The limitations and next steps are stated directly. Under horizon, the report calls for extending support beyond current rollouts to tasks that span hours of human time. Under size, it proposes exploring larger active-parameter MoE models for further gains. Under algorithms, it identifies the need to improve RL signal for ultra-long outputs and to reduce residual coherence failures (Research et al., 25 Mar 2026).
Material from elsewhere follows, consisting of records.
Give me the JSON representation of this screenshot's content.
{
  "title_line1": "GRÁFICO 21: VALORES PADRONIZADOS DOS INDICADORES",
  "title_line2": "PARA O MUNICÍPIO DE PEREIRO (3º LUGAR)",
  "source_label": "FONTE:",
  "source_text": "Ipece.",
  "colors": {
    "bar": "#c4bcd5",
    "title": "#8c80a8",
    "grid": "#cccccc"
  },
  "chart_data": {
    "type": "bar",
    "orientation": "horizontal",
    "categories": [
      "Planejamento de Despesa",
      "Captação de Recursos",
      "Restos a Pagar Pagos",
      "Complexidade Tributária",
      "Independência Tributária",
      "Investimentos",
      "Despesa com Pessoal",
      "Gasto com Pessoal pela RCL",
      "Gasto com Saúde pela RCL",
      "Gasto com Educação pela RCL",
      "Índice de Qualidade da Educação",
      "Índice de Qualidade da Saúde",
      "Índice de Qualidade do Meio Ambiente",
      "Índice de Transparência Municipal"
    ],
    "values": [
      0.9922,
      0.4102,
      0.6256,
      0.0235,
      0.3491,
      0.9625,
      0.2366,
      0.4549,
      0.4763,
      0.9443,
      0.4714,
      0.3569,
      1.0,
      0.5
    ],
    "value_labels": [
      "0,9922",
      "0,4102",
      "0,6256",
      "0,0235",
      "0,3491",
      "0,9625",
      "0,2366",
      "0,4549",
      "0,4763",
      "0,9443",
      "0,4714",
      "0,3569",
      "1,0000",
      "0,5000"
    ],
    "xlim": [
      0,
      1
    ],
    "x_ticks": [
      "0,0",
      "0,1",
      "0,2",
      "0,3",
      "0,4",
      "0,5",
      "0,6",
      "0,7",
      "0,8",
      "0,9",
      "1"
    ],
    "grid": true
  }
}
The report also advances a generalization claim: the same recipe—domain-matched continued pretraining, high-fidelity environment RL, self-summarization, and behavior rewards—can be applied to other agentic domains such as data analysis, scientific experimentation, or multi-agent coordination where long-horizon planning and interactive tool use are crucial. This is explicitly presented as future-facing rather than empirically established within the paper. Still, it indicates that Composer 2 is intended as an instance of a broader design pattern for domain-specialized agentic models rather than as an isolated coding benchmark result (Research et al., 25 Mar 2026).